A sentirlo, i buoni nani s’impietosirono e gli donarono la bara.
Il principe ordinò ai suoi servi di portarla sulle spalle.
Ora avvenne che essi inciamparono in uno sterpo e per la scossa quel pezzo di mela avvelenata, che Biancaneve aveva trangugiato, le usci dalla gola.
E poco dopo ella apri gli occhi, sollevò il coperchio e si rizzò nella bara: era tornata in vita. – Ah Dio, dove sono? – gridò. Il principe disse, pieno a gioia: – Sei con me, – e le raccontò quel che era avvenuto, aggiungendo: – Ti amo sopra ogni cosa al mondo; vieni con me nel castello di mio padre, sarai la mia sposa -.
Biancaneve acconsenti andò con lui, e furono ordinate le nozze con gran pompa e splendore.
Ma alla festa invitarono anche la perfida matrigna di Biancaneve. Indossate le sue belle vesti, ella andò allo specchio e disse:
– Dal muro, specchietto, favella:
nel regno chi è la più bella?
Lo specchio rispose:
– Regina, la più bella qui sei tu; ma la sposa lo è molto di più.

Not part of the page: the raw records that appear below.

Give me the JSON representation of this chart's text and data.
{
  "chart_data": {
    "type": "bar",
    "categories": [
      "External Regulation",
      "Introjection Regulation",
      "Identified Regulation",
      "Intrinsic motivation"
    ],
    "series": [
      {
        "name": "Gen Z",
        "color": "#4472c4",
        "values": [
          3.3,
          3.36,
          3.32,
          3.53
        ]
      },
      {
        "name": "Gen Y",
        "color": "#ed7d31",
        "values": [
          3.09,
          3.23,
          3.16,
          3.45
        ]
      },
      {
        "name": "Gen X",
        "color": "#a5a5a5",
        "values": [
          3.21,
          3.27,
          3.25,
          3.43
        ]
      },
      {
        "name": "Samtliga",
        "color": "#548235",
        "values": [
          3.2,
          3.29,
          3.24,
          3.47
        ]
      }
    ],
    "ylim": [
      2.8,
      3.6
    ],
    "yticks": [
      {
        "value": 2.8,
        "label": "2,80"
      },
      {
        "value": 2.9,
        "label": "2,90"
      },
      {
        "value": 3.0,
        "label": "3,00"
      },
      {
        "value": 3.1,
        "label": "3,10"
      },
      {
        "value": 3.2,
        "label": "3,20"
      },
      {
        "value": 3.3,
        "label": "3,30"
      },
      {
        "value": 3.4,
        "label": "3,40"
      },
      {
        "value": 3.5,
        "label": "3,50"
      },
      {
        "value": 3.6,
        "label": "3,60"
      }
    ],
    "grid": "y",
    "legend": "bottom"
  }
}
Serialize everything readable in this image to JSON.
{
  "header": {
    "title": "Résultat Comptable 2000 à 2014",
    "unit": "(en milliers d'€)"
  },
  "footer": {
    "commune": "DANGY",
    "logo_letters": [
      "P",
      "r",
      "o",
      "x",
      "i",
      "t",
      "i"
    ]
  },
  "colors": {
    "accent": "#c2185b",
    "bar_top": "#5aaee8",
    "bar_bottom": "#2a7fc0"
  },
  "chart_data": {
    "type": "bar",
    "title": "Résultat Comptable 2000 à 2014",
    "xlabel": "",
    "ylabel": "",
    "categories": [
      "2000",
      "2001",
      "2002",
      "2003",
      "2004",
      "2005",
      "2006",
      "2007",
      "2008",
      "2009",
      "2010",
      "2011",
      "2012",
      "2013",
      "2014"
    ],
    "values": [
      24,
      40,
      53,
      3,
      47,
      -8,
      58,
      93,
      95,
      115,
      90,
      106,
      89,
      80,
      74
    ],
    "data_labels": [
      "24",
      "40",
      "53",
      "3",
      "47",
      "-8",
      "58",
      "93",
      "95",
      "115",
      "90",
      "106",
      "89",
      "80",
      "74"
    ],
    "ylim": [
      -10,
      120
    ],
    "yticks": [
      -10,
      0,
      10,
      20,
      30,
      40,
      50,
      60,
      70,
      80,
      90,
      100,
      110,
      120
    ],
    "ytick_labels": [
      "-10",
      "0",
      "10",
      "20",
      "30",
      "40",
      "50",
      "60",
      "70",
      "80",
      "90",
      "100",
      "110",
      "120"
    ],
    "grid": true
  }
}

La cattiva donna imprecò e il suo affanno era così grande che non poteva più dominarsi. Dapprima non voleva assistere alle nozze; ma non trovò pace e dovette andare a veder la giovane regina.
Entrando, riconobbe Biancaneve e impietrì dallo spavento e dall’orrore.
Ma sulla brace erano già pronte due pantofole di ferro: le portarono con le molle, e le deposero davanti a lei.
Ed ella dovette calzare le scarpe roventi e ballare, finché cadde a terra, morta.